Micro-foundations of polarization In online social media: A model In the lab fed back into the model, Marijn A. Keijzer (University of Groningen, NL), Michael Mäs (Karlsruhe Institute of Technology, Germany) & Andreas Flache (University of Groningen, N)
This talk will present a full integration of agent-based modelling and experiments to explore micro-foundations of polarization in online social media.

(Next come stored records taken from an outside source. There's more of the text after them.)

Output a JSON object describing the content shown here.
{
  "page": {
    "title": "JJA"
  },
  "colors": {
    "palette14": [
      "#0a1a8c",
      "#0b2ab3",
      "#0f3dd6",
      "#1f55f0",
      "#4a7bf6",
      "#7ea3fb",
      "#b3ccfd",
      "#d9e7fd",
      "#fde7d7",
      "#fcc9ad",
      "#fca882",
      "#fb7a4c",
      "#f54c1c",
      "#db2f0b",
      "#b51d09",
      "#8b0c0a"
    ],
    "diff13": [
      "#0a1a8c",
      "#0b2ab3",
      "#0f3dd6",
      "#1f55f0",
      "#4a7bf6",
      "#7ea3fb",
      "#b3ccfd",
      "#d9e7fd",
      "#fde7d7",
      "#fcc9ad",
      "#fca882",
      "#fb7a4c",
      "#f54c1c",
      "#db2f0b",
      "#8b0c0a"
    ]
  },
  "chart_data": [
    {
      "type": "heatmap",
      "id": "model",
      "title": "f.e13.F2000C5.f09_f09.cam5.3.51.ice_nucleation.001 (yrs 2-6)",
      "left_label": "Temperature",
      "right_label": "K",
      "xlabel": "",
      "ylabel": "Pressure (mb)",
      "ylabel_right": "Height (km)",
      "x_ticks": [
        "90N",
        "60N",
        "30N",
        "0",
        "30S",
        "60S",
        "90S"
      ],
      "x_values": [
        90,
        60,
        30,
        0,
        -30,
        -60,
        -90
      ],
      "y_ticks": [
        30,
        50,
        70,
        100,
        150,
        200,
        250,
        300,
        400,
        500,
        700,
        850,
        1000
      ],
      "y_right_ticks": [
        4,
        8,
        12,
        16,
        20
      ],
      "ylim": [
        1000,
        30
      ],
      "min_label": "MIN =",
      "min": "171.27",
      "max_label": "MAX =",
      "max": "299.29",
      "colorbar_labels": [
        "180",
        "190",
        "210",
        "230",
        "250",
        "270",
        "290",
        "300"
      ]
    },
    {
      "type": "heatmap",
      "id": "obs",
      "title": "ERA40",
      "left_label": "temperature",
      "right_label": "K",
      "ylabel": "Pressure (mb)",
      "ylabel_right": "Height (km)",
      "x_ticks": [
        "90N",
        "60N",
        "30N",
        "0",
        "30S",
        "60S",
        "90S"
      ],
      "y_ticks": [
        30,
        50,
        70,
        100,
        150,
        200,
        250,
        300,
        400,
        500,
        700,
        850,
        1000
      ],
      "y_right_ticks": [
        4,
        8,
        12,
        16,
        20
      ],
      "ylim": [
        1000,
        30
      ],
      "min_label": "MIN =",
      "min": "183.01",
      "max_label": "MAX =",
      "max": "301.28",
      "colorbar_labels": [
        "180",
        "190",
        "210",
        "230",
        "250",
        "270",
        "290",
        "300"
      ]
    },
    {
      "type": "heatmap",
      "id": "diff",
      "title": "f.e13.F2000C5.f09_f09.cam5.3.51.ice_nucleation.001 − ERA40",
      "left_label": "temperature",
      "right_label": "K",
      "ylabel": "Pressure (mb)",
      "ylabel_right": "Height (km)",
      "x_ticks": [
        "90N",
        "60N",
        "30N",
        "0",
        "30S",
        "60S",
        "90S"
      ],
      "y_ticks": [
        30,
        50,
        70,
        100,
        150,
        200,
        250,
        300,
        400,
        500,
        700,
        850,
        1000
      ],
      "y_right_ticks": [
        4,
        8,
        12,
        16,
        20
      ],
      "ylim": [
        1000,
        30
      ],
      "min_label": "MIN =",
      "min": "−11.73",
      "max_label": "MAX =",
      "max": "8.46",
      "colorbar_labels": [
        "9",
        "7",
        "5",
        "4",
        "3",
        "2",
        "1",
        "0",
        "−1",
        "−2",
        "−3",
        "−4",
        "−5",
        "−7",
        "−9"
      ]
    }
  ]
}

With a survey experiment, we measured the experienced shift in opinion after being exposed to an argument that is either in line, or discordant with participants´ initially held opinion. In the first experiment, differences between liberals and conservatives in receptiveness to arguments built on certain moral foundations were tested. In the second experiment, we manipulated social distance to account for preferences of belief alignment with similar alters. Bayesian models for censored outcome data were estimated to acknowledge the fact that opinion scales are bounded, and may thus hide individual’s tendency to indicate the same or a less extreme version of their opinion once negative influence would push them to an extreme end of the opinion scale. Results confirm that opinion distance is related to the receptiveness to novel arguments. Social distance and moral framing of argumentation can amplify those effects and provide indicative evidence that—under certain circumstances— negative influence may occur. Finally, we feed the results of our empirical study back into an agent-based model for opinion formation in online social media and show that the context of social networking websites has profound impact on the opinion dynamics compared to offline interaction. The results from this study are discussed in light of the prominent hypothesis that personalization promotes polarization. Our study suggests instead that filter bubbles created by personalization may actually prevent polarization.